In fact, as Josephy demonstrated in the award winning Indian Heritage of America (in 1968, a few years ahead of Crosby’s Columbian Exchange), the Americas were every bit as rich and complex with civilizations as was the old world. The Mayas and Mississippians had had cities larger than anything in Europe in their time. Peoples and languages had moved, filled and transformed two continents long before Columbus “discovered” them. Corn and beans had been tamed, refined, and moved from Central America to the harsher climates of the northeast Atlantic coast. Extensive trade networks had moved obsidian, abalone shells, and gold as well as agricultural products across the continent and its hundreds of tribes and civilizations.
It wasn’t all pretty. Some hunter gatherers were always on the edge. Some complex civilizations had religions and class structures that embraced slavery—and even human sacrifice. But the Americas were not Sioux Indians riding horses across the plains—the stereotype that most of us grew up with and that is still promoted around the world.

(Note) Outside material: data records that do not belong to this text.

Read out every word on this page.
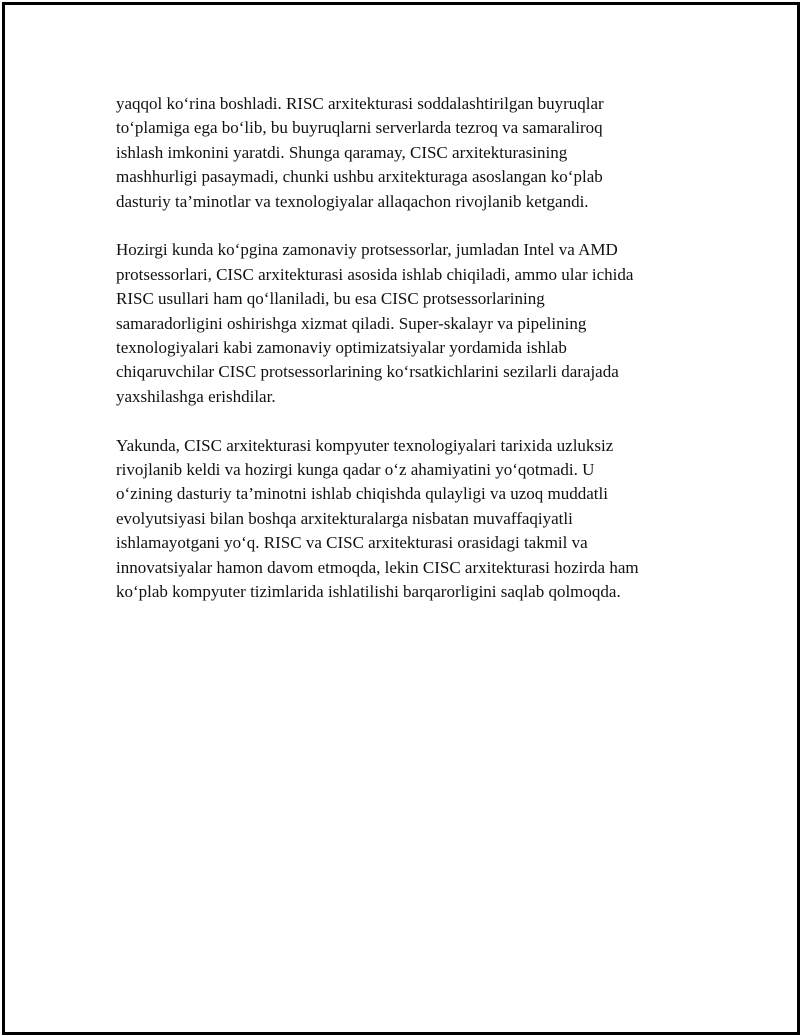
yaqqol ko‘rina boshladi. RISC arxitekturasi soddalashtirilgan buyruqlar
to‘plamiga ega bo‘lib, bu buyruqlarni serverlarda tezroq va samaraliroq
ishlash imkonini yaratdi. Shunga qaramay, CISC arxitekturasining
mashhurligi pasaymadi, chunki ushbu arxitekturaga asoslangan ko‘plab
dasturiy ta’minotlar va texnologiyalar allaqachon rivojlanib ketgandi.

Hozirgi kunda ko‘pgina zamonaviy protsessorlar, jumladan Intel va AMD
protsessorlari, CISC arxitekturasi asosida ishlab chiqiladi, ammo ular ichida
RISC usullari ham qo‘llaniladi, bu esa CISC protsessorlarining
samaradorligini oshirishga xizmat qiladi. Super-skalayr va pipelining
texnologiyalari kabi zamonaviy optimizatsiyalar yordamida ishlab
chiqaruvchilar CISC protsessorlarining ko‘rsatkichlarini sezilarli darajada
yaxshilashga erishdilar.

Yakunda, CISC arxitekturasi kompyuter texnologiyalari tarixida uzluksiz
rivojlanib keldi va hozirgi kunga qadar o‘z ahamiyatini yo‘qotmadi. U
o‘zining dasturiy ta’minotni ishlab chiqishda qulayligi va uzoq muddatli
evolyutsiyasi bilan boshqa arxitekturalarga nisbatan muvaffaqiyatli
ishlamayotgani yo‘q. RISC va CISC arxitekturasi orasidagi takmil va
innovatsiyalar hamon davom etmoqda, lekin CISC arxitekturasi hozirda ham
ko‘plab kompyuter tizimlarida ishlatilishi barqarorligini saqlab qolmoqda.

The Sioux didn’t start on the plains, and got their horses from Europeans!
If you think about corn and beans traveling the world, about the trade routes that shuffled tobacco and potatoes, gold and slaves, from continent to continent in the decades after Columbus, and if you think about Maya, Inca, Roman, and Greek ruins, and if you think about current efforts to restore salmon and figure out ways for different languages and religions to live side by side, the history to dwell on and learn from is a much bigger thing than what I learned in a class required of all college freshman in 1960: “Western Civilization.” Even the word, “western,” which referred to Greeks, Romans, maybe some Huns and Mongols, Germans, Scots, Irish, and other fair “Europeans,” but omitted Mayans and Incans, Aztecs and Mississippians and other peoples of the “western” hemisphere, seems now ironic at best.